How to move more during the day

Anonymous
What are some ways you add more movement to your day?

I work from home full time. I take a 30 minute morning walk most days, run a few times a week and do strength training a few times a week.

I don’t necessarily want to add more intense exercise to my routine, but just not be as sedentary throughout the day.
Anonymous
Standing desk. A few minute stretch breaks.
Anonymous
Standing desk. Set a timer for every hour and spend ten minutes moving. Walk up and down your stairs. Do the seven minute work out. Stretch. Doesn’t matter. Just ten minutes every hour.
Anonymous
Tidy up even if you have just 3-5 minutes. Put things away upstairs, downstairs, etc. Use the swiffer, vacuum. Dust surfaces. Wash dishes as you use them. Putting music on puts an extra pep in my step.

Wake up earlier and walk more if you are able.



Anonymous
I take jump rope breaks to get my heart rate up for at least short periods a few times a day.
Anonymous
I rely on my Apple watch to tell me to stand up or I'd sit for hours. I workout before work but once I'm settled into work, I need a reminder to get up. What I do is anything from brushing my teeth after am coffee, going downstairs for a glass of water, doing a load of laundry..
Anonymous
The goal is really to not be sitting in a standard chair. The best solution I have found so far in addition to walking through the day is FLOOR SITTING! As someone who hates the standing desk, this has been a revelation for me.

While working or eating or even watching tv, sit on the floor and alternate through the following positions:
Cross legged
Sitting with legs straight out
Sitting on knees
Sitting with knees bent to side (hip opener)

This is actually even better than standing because 1) it opens your hips to counteract the damage of chair sitting and 2) the frequent posture changes as well as getting back up are all great for mobility

It feels like cheating but it counts as movement!
Anonymous
One more - whenever you would normally bend over to pick something up, do a deep squat instead and hold it a few seconds.
Anonymous
I’m a person who likes to pace when I’m often on the phone. I hate that everything has turned into Zoom calls because I think so much better on my feet and moving around.

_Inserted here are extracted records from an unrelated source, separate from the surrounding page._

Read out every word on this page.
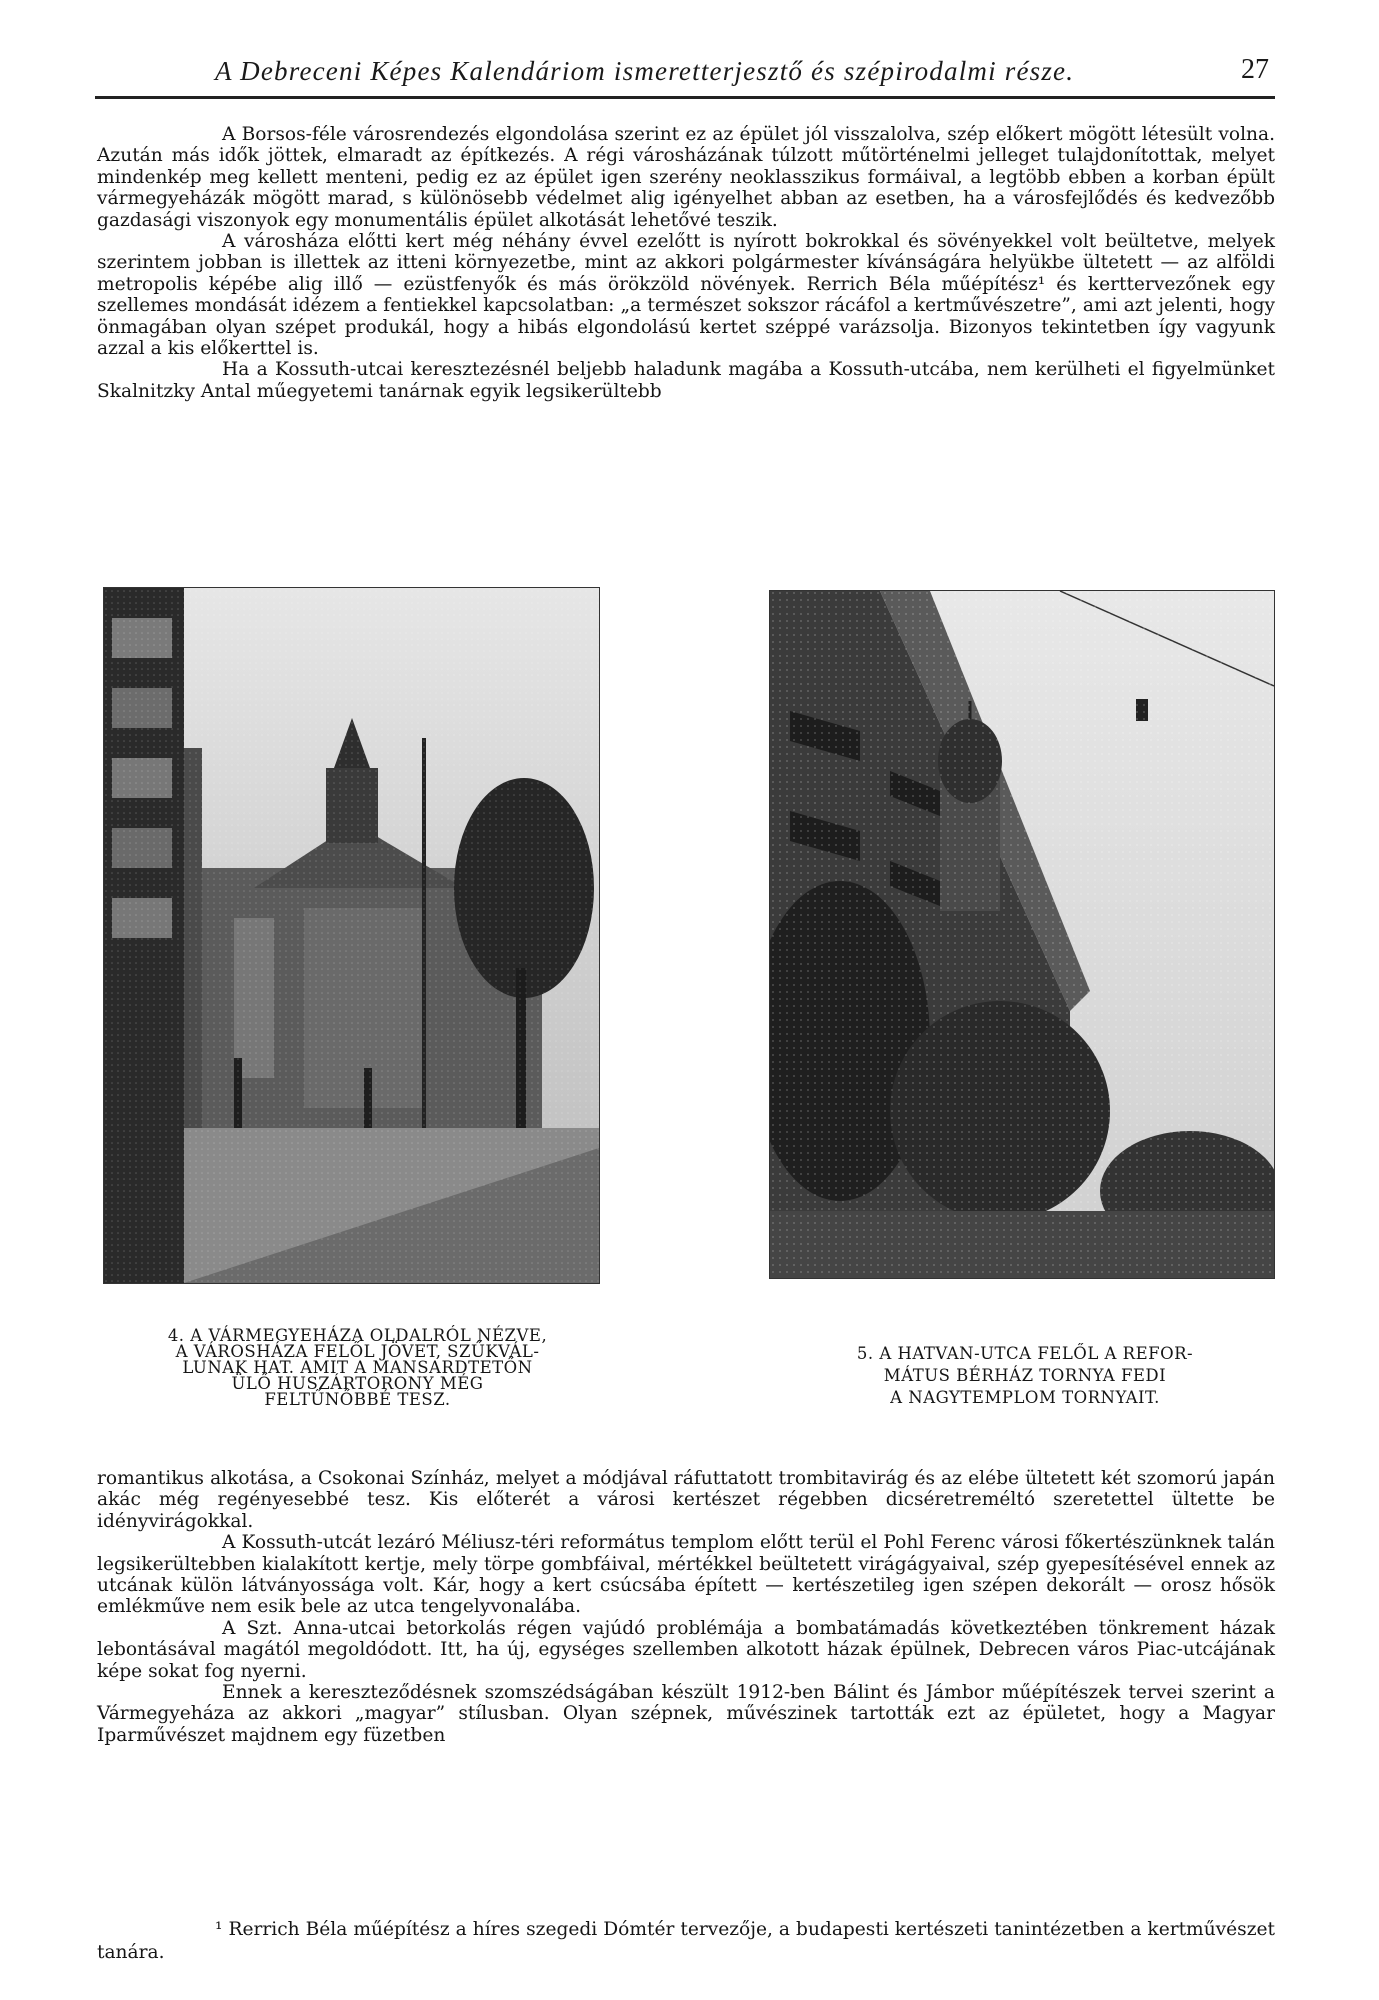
A Debreceni Képes Kalendáriom ismeretterjesztő és szépirodalmi része.	27

A Borsos-féle városrendezés elgondolása szerint ez az épület jól visszalolva, szép előkert mögött létesült volna. Azután más idők jöttek, elmaradt az építkezés. A régi városházának túlzott műtörténelmi jelleget tulajdonítottak, melyet mindenkép meg kellett menteni, pedig ez az épület igen szerény neoklasszikus formáival, a legtöbb ebben a korban épült vármegyeházák mögött marad, s különösebb védelmet alig igényelhet abban az esetben, ha a városfejlődés és kedvezőbb gazdasági viszonyok egy monumentális épület alkotását lehetővé teszik.

A városháza előtti kert még néhány évvel ezelőtt is nyírott bokrokkal és sövényekkel volt beültetve, melyek szerintem jobban is illettek az itteni környezetbe, mint az akkori polgármester kívánságára helyükbe ültetett — az alföldi metropolis képébe alig illő — ezüstfenyők és más örökzöld növények. Rerrich Béla műépítész¹ és kerttervezőnek egy szellemes mondását idézem a fentiekkel kapcsolatban: „a természet sokszor rácáfol a kertművészetre”, ami azt jelenti, hogy önmagában olyan szépet produkál, hogy a hibás elgondolású kertet széppé varázsolja. Bizonyos tekintetben így vagyunk azzal a kis előkerttel is.

Ha a Kossuth-utcai keresztezésnél beljebb haladunk magába a Kossuth-utcába, nem kerülheti el figyelmünket Skalnitzky Antal műegyetemi tanárnak egyik legsikerültebb

4. A VÁRMEGYEHÁZA OLDALRÓL NÉZVE,
A VÁROSHÁZA FELŐL JÖVET, SZŰKVÁL-
LUNAK HAT. AMIT A MANSARDTETŐN
ÜLŐ HUSZÁRTORONY MÉG
FELTŰNŐBBÉ TESZ.
5. A HATVAN-UTCA FELŐL A REFOR-
MÁTUS BÉRHÁZ TORNYA FEDI
A NAGYTEMPLOM TORNYAIT.

romantikus alkotása, a Csokonai Színház, melyet a módjával ráfuttatott trombitavirág és az elébe ültetett két szomorú japán akác még regényesebbé tesz. Kis előterét a városi kertészet régebben dicséretreméltó szeretettel ültette be idényvirágokkal.

A Kossuth-utcát lezáró Méliusz-téri református templom előtt terül el Pohl Ferenc városi főkertészünknek talán legsikerültebben kialakított kertje, mely törpe gombfáival, mértékkel beültetett virágágyaival, szép gyepesítésével ennek az utcának külön látványossága volt. Kár, hogy a kert csúcsába épített — kertészetileg igen szépen dekorált — orosz hősök emlékműve nem esik bele az utca tengelyvonalába.

A Szt. Anna-utcai betorkolás régen vajúdó problémája a bombatámadás következtében tönkrement házak lebontásával magától megoldódott. Itt, ha új, egységes szellemben alkotott házak épülnek, Debrecen város Piac-utcájának képe sokat fog nyerni.

Ennek a kereszteződésnek szomszédságában készült 1912-ben Bálint és Jámbor műépítészek tervei szerint a Vármegyeháza az akkori „magyar” stílusban. Olyan szépnek, művészinek tartották ezt az épületet, hogy a Magyar Iparművészet majdnem egy füzetben

¹ Rerrich Béla műépítész a híres szegedi Dómtér tervezője, a budapesti kertészeti tanintézetben a kertművészet tanára.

Even pre-pandemic, I’d pace in my office.

I can get a couple thousand steps on a good call.
Anonymous
Anonymous wrote:The goal is really to not be sitting in a standard chair. The best solution I have found so far in addition to walking through the day is FLOOR SITTING! As someone who hates the standing desk, this has been a revelation for me.

While working or eating or even watching tv, sit on the floor and alternate through the following positions:
Cross legged
Sitting with legs straight out
Sitting on knees
Sitting with knees bent to side (hip opener)

This is actually even better than standing because 1) it opens your hips to counteract the damage of chair sitting and 2) the frequent posture changes as well as getting back up are all great for mobility

It feels like cheating but it counts as movement!


Interesting, thanks for posting! Do you lean back on anything while sitting on the floor?
Anonymous
I’d add in a 20 minutes walk in the afternoon or split your morning walk to the afternoon.
Anonymous
Anonymous wrote:
Anonymous wrote:The goal is really to not be sitting in a standard chair. The best solution I have found so far in addition to walking through the day is FLOOR SITTING! As someone who hates the standing desk, this has been a revelation for me.

While working or eating or even watching tv, sit on the floor and alternate through the following positions:
Cross legged
Sitting with legs straight out
Sitting on knees
Sitting with knees bent to side (hip opener)

This is actually even better than standing because 1) it opens your hips to counteract the damage of chair sitting and 2) the frequent posture changes as well as getting back up are all great for mobility

It feels like cheating but it counts as movement!


Interesting, thanks for posting! Do you lean back on anything while sitting on the floor?


No but I do sometimes sit on a small pillow or block to take pressure off the lower back. Depending on the day and position.

Start with a few mins a day and work up if some of the positions aren’t comfortable. I could not sit on my knees initially, my quads and hips were so tight.
Anonymous
“Wall Pilates” against my headboard for about 20 minutes while I watch a show on my iPad. In addition to other movement, it’s really made a difference.
Anonymous
Climbing the stairs is a gift not a chore. Never optimize that away.